Era una calda mattinata dell’estate 2010, il cielo era limpido, il sole cocente e di fronte a me l’autostrada che ci portava a Civitavecchia. Sarebbe stata una bella vacanza di famiglia se qualcosa fosse andato diversamente. Ciao sono Concetta e vi racconto la storia della mia cardiopatia ipertrofica.

Viaggiavo serena in macchina con la mia famiglia quando improvvisamente mio padre, che era alla guida, iniziò a sentirsi poco bene, aveva la vista annebbiata e sudava freddo così promise a sé stesso di sottoporsi ad una visita cardiologica al nostro rientro. E così fu.

Il risultato non tardò ad arrivare, Cardiomiopatia ipertrofica. Di conseguenza sia io che mia sorella minore ci sottoponemmo ad una visita cardiologica completa. Ricordo ancora lo sguardo stupito del dottore che mi visitava, chiamò a raccolta tanti specializzandi per osservare la mia “particolare” situazione cardiologica. In cuor mio sapevo che qualcosa non andava. Sin da bambina ho sempre avuto fatica nel fare qualunque tipo di sforzo, dalle scale ad una semplice corsa, avevo sempre affanno e palpitazioni e ricordo che vivevo l’estate come fosse un incubo. Ma sono sempre stata una bambina che non si lamentava mai quindi tenevo tutto per me. L’esito fu abbastanza scontato, Cardiopatia ipertrofica ostruttiva ereditata dal papà, mentre mia sorella risultò negativa al problema, per fortuna.

Iniziò così la nostra serie di appuntamenti con i più illustri dottori di tutta Italia fino a quando a Roma ci consigliarono di rivolgerci al Prof. Franco Cecchi di Firenze, specialista delle Cardiopatie.

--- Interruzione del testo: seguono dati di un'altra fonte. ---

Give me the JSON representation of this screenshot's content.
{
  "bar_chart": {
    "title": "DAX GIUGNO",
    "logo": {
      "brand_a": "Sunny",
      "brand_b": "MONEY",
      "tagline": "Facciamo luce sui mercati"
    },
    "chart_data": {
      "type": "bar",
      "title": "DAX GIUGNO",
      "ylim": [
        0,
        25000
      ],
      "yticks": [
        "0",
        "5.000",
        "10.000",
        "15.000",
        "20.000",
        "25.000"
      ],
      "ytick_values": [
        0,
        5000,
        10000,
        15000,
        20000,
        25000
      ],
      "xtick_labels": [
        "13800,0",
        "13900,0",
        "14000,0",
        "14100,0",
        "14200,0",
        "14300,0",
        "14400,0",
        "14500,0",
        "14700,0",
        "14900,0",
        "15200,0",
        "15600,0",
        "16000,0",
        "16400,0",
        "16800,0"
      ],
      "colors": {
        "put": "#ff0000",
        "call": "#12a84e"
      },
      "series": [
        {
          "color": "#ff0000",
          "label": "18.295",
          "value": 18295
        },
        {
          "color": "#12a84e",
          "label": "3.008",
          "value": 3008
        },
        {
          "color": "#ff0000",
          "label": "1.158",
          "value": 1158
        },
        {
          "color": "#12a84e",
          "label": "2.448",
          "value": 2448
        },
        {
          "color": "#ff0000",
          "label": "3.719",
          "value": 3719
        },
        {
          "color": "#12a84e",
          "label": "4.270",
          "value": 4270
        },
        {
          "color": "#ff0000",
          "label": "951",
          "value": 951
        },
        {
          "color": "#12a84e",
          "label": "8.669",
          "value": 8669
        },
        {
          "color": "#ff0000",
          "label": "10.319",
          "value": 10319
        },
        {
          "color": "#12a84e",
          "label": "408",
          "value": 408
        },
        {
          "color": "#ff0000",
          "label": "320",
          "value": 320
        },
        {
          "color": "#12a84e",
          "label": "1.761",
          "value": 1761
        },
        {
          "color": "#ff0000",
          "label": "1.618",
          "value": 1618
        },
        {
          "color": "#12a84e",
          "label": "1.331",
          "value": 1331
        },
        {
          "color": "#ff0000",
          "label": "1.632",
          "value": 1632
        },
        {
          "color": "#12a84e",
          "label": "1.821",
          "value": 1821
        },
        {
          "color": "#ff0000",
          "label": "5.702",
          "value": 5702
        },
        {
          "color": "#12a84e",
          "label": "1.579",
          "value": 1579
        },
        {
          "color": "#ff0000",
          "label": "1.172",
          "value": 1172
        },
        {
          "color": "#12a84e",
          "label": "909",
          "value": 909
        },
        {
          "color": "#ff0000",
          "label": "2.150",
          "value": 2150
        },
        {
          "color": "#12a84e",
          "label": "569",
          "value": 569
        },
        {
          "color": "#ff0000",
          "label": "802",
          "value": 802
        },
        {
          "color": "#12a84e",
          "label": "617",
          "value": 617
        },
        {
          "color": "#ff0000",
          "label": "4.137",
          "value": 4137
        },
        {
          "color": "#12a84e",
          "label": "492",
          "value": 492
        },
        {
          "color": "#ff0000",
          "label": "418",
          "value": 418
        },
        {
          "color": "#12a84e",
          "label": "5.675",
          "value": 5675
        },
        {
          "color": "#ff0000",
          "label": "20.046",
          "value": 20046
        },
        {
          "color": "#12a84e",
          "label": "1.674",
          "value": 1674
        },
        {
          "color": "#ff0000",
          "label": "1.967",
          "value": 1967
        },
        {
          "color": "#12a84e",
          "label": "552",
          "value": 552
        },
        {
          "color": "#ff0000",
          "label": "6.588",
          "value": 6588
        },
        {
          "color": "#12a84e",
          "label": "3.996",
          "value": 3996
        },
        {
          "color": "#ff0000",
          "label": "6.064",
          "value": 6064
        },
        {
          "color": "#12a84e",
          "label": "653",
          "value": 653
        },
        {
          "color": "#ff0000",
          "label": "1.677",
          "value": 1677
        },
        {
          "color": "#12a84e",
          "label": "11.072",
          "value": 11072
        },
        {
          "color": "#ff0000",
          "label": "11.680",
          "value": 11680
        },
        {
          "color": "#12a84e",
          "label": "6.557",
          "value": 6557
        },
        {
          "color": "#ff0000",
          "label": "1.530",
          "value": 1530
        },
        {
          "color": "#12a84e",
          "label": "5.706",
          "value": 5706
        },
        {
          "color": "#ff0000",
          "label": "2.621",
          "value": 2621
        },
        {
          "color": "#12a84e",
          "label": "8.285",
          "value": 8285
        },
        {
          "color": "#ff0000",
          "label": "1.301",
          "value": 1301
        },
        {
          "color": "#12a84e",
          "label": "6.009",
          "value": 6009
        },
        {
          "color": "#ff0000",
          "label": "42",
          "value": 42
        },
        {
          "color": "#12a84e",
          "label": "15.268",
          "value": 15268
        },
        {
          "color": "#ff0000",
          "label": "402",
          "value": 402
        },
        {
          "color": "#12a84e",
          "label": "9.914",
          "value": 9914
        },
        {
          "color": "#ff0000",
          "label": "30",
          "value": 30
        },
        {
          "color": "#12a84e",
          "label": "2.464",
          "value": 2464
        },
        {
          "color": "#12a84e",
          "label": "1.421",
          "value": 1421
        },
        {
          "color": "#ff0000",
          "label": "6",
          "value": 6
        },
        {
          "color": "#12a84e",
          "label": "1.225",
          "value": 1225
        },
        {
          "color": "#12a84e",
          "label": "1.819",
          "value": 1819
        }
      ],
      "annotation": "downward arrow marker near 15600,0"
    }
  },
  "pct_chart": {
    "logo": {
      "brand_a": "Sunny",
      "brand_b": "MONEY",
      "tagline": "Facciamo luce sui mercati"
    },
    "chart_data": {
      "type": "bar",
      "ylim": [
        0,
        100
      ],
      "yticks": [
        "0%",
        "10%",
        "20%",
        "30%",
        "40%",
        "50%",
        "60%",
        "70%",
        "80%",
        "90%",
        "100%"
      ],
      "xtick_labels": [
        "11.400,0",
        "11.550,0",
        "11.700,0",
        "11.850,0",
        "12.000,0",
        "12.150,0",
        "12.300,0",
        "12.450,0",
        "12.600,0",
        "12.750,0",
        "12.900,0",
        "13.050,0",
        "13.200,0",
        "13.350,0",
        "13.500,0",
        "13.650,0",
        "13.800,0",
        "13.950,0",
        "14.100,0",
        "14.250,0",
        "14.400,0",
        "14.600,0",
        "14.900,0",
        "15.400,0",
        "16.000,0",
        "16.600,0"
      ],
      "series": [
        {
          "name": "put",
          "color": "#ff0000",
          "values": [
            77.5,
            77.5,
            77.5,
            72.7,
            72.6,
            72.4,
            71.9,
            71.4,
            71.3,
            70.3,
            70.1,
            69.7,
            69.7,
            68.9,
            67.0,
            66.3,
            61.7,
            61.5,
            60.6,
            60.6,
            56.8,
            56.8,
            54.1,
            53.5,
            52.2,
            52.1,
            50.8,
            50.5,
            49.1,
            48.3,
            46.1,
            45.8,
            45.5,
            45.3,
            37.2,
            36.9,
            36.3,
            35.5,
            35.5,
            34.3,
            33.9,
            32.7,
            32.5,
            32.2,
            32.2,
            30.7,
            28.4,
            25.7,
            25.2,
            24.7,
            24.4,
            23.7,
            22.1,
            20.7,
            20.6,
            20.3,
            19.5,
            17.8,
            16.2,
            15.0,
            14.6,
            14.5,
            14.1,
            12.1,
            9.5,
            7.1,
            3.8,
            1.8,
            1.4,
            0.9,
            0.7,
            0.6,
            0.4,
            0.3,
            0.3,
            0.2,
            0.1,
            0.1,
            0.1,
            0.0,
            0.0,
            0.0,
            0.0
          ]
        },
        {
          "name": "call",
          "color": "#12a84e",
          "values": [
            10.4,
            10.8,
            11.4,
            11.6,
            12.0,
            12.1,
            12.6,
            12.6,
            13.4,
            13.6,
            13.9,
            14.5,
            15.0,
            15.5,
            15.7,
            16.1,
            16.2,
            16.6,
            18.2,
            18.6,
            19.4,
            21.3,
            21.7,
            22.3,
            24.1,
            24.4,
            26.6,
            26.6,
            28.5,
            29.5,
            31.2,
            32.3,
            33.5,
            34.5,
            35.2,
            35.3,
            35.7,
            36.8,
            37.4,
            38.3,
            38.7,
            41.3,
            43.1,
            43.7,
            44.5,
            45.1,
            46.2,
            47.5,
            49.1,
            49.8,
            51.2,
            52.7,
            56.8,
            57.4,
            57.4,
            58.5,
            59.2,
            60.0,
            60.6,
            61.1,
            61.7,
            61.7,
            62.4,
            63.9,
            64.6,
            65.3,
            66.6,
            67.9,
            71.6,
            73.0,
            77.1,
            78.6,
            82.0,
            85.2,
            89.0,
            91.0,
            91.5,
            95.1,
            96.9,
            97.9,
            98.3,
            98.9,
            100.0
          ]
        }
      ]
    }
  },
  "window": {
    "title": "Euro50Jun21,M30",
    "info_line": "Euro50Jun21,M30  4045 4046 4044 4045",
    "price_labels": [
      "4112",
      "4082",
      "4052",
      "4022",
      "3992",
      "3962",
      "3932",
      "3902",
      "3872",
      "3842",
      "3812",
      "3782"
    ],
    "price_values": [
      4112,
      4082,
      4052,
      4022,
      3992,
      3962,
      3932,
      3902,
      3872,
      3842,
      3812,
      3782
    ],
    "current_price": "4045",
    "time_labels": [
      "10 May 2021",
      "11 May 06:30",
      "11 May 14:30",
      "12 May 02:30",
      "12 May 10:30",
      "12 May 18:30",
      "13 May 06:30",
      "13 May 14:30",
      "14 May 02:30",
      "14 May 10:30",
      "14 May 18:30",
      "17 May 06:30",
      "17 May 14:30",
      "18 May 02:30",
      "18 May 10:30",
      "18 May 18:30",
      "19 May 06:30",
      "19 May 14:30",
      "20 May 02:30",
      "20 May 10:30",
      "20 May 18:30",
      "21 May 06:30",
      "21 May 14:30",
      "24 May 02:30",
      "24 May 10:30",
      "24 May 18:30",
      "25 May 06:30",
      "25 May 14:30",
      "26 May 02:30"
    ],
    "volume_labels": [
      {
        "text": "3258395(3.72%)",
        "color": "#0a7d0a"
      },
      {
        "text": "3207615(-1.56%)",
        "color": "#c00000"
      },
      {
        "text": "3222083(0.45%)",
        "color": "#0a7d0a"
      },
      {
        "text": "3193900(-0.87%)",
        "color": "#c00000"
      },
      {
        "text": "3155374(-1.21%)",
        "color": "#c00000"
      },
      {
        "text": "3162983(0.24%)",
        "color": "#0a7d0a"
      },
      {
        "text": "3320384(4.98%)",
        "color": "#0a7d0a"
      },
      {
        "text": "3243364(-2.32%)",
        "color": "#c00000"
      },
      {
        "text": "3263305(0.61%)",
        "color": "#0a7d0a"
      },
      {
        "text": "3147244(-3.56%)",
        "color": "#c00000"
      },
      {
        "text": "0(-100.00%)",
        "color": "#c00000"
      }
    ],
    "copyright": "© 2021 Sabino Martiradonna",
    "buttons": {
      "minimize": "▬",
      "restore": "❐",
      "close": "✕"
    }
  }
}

Avevo 16 anni quando il Prof. Cecchi mi visitò per la prima volta e mi sottopose ad una serie di esami che confermarono la diagnosi. Fu confermata l’origine genetica della Cardiomiopatia mia e di mio padre. Vista la mia condizione, Il cardiochirurgo dell’ospedale Careggi di Firenze mi fissò l’operazione il prima possibile. Era il 26 Ottobre del 2011, avevo 17 anni e stavo per essere operata. Ricordo ancora quella notte, il buio della stanza, la paura per una cosa così tanto più grande di me, ero sola e mi chiedevo se mai avessi rivisto la mia famiglia, il mio ragazzo e i miei amici. Alle 5 di mattina l’infermiera iniziò a prepararmi per l’operazione con tutte le procedure di rito. Dopo poco i miei genitori arrivarono in ospedale e dopo un saluto carico di lacrime e paure le porte dell’ascensore si chiusero davanti a me.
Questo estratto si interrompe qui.